The majap equivalent of “cash for clunkers” has been allocated $300 million in stimulus funds, which will provide consumers with rebates of between $50 and $200 on energy-efficient refrigerators, dishwashers, clothes washers, air conditioners and water heaters.
The stimulus effort is expected to boost white-goods sales by as much as 20 percent, industry executives have said.
Unlike the auto industry program, trade-ins are not federally mandated under the “Cash for Appliances” effort, although the DOE is encouraging states to incorporate recycling into their programs in an effort to rid the energy grid of old “clunker” appliances.
But the biggest — and most problematic — difference is SEEARP's state-level implementation, which has resulted in a nationwide patchwork of rules, stipulations and start dates, and an administrative challenge for manufacturers and national and multiregional chains.
For example, several states are limiting their programs to low-income or rural applicants, while others are restricting their rebates to heating and cooling appliances.
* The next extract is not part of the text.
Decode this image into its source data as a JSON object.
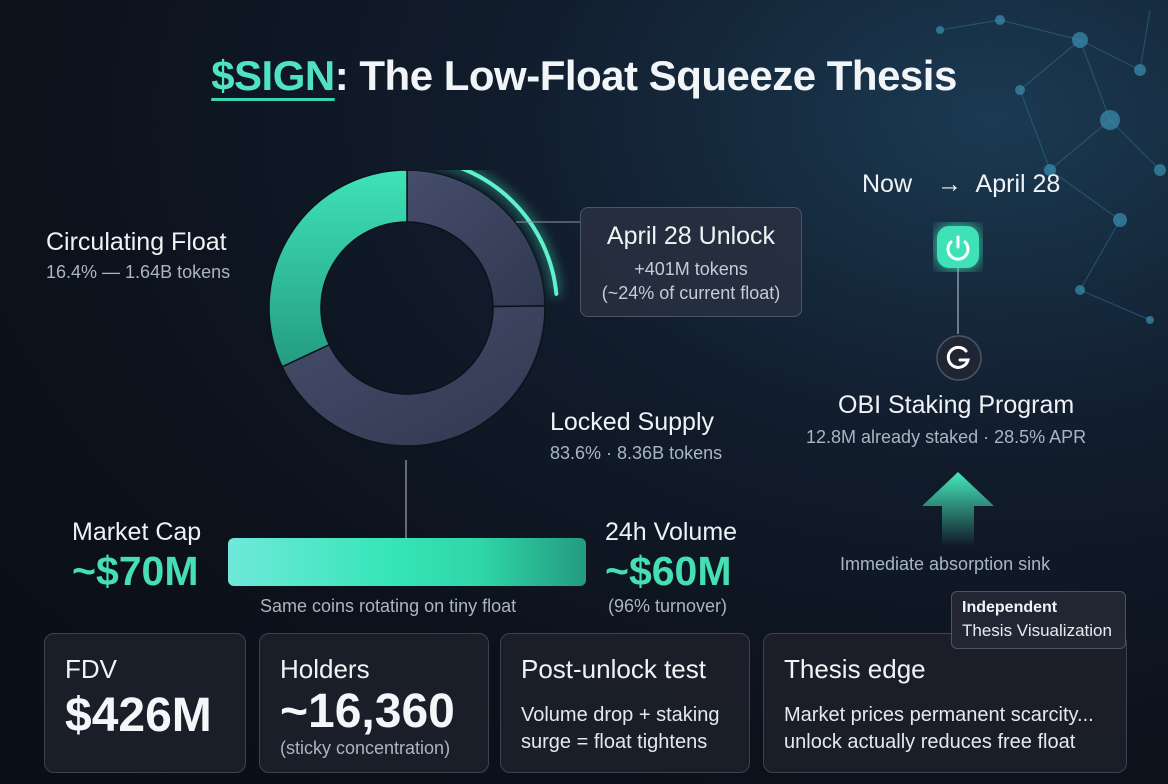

And many states, such as California and Ohio, require recycling of “clunker” appliances, and others like Florida and Illinois will provide an additional rebate for consumers who dispose of their old appliances in a responsible manner.
To help consumers navigate the maze of varying requirements, dealers are bringing sales associates up to speed on their respective state's plans, and both retailers and vendors have created dedicated Web sites, such as Sears.com/energystar, that provide program details, tracking tools and links to DOE's informational site, www.energysavers.gov/rebates.
“We're energized by the 'Cash for Appliances' rebate program and its ability to introduce many more of our shoppers to Energy Star,” said Doug Moore, president of home appliances for Sears. “With so much discussion around the program and various rebates available, the Sears Blue Appliance Crew is there to make it easier for customers to go green affordably, so that our shoppers can find, file and often receive their rebates before they leave the store.”
Specifically, Sears' sales associates and Web site will:
send email notifications to registered customers when state programs go “live”;
offer details on the individual state rebate programs, including when and how much will be available, and any guidelines that may apply; and
assist consumers with the responsible removal and disposal of their old appliances, as needed.
Similarly, Bosch, the premium majap manufacturer, has created a Bosch Rebate Resource Center site at www.boschappliancerebates.com.
“The state rebate programs will give an incredible boost to American consumers and the appliance industry by putting appliance rebates into the national conversation,” said John Farley, the company's senior brand and environmental marketing manager.
“The Bosch Rebate Resource Center was created to help consumers year-round, including people who need to replace their appliances now and can't wait until the new state rebates take effect; consumers who want the best possible deal during their state's program; and consumers who enter the market long after their state's program is over,” he said.
The Energy Department is expected to approve SEEARP plans submitted by all 56 U.S. states and territories, with the first major marketing campaign likely to launch by Presidents Day weekend.
Consumers will be able to receive existent Energy Star rebates in addition to the Cash for Appliance subsidies.
States receiving the most majap stimulus funding include California ($35.3 million), New York ($18.7 million) and Florida ($17.6 million).